Better integration of the mailing list with the site and providing better on-line support are two high priority items.
A revision of Unidata's strategic plan must take place prior to initiating the next five-year proposal process.
In addition to Unidata, UOP, UCAR and NCAR will be revising their strategic plans, and a UOP Director's Retreat is scheduled near the end of October to initiate the process for UOP. The initiation of Unidata's revisions will begin following that retreat.
The meeting adjourned at 11:45 AM.
1. Review the IDV's current development status including its long-range plans
and how they affect the long-term plans for GEMPAK and McIDAS. Those plans will
be presented at the spring Policy Committee meeting.

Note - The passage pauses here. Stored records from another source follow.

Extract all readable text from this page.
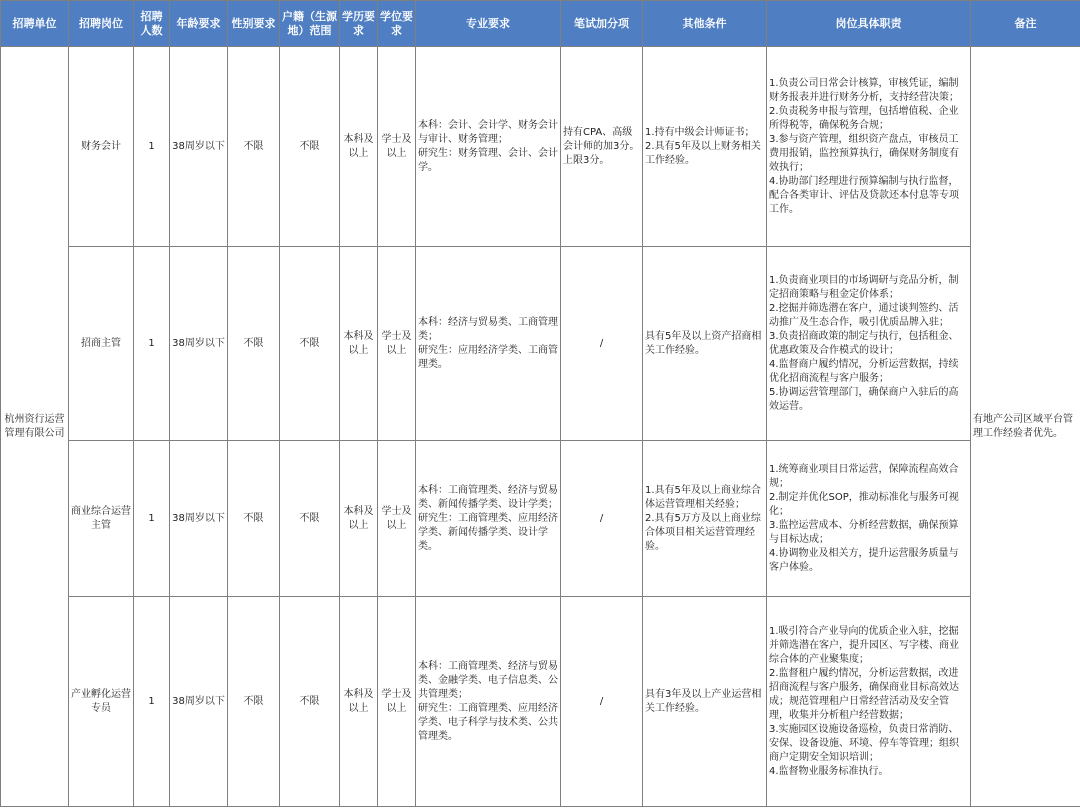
招聘单位	招聘岗位	招聘人数	年龄要求	性别要求	户籍（生源地）范围	学历要求	学位要求	专业要求	笔试加分项	其他条件	岗位具体职责	备注
杭州资行运营管理有限公司	财务会计	1	38周岁以下	不限	不限	本科及以上	学士及以上	本科：会计、会计学、财务会计与审计、财务管理；
研究生：财务管理、会计、会计学。	持有CPA、高级会计师的加3分。上限3分。	1.持有中级会计师证书；
2.具有5年及以上财务相关工作经验。	1.负责公司日常会计核算，审核凭证，编制财务报表并进行财务分析，支持经营决策；
2.负责税务申报与管理，包括增值税、企业所得税等，确保税务合规；
3.参与资产管理，组织资产盘点，审核员工费用报销，监控预算执行，确保财务制度有效执行；
4.协助部门经理进行预算编制与执行监督，配合各类审计、评估及贷款还本付息等专项工作。	有地产公司区域平台管理工作经验者优先。
	招商主管	1	38周岁以下	不限	不限	本科及以上	学士及以上	本科：经济与贸易类、工商管理类；
研究生：应用经济学类、工商管理类。	/	具有5年及以上资产招商相关工作经验。	1.负责商业项目的市场调研与竞品分析，制定招商策略与租金定价体系；
2.挖掘并筛选潜在客户，通过谈判签约、活动推广及生态合作，吸引优质品牌入驻；
3.负责招商政策的制定与执行，包括租金、优惠政策及合作模式的设计；
4.监督商户履约情况，分析运营数据，持续优化招商流程与客户服务；
5.协调运营管理部门，确保商户入驻后的高效运营。	
	商业综合运营主管	1	38周岁以下	不限	不限	本科及以上	学士及以上	本科：工商管理类、经济与贸易类、新闻传播学类、设计学类；
研究生：工商管理类、应用经济学类、新闻传播学类、设计学类。	/	1.具有5年及以上商业综合体运营管理相关经验；
2.具有5万方及以上商业综合体项目相关运营管理经验。	1.统筹商业项目日常运营，保障流程高效合规；
2.制定并优化SOP，推动标准化与服务可视化；
3.监控运营成本、分析经营数据，确保预算与目标达成；
4.协调物业及相关方，提升运营服务质量与客户体验。	
	产业孵化运营专员	1	38周岁以下	不限	不限	本科及以上	学士及以上	本科：工商管理类、经济与贸易类、金融学类、电子信息类、公共管理类；
研究生：工商管理类、应用经济学类、电子科学与技术类、公共管理类。	/	具有3年及以上产业运营相关工作经验。	1.吸引符合产业导向的优质企业入驻，挖掘并筛选潜在客户，提升园区、写字楼、商业综合体的产业聚集度；
2.监督租户履约情况，分析运营数据，改进招商流程与客户服务，确保商业目标高效达成；规范管理租户日常经营活动及安全管理，收集并分析租户经营数据；
3.实施园区设施设备巡检，负责日常消防、安保、设备设施、环境、停车等管理；组织商户定期安全知识培训；
4.监督物业服务标准执行。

2. Review the process for adding new data to Unidata's datastreams (e.g., U.S. Precision Lightning Network data), giving consideration to issues concerning their quality and possibly cost.
3. Reserve a block of time at the next Policy Committee meeting to begin an in-depth discussion toward revising Unidata's Strategic Plan.
4. Develop a more detailed timeline and schedule for the Unidata metrics and evaluation activity and select a consultant by the end of October.
5. Continue to seek input as well as additional partners for developing the multi-disciplinary Oceans-Hydrology-Atmospheric Science cyberinfrastructure proposal.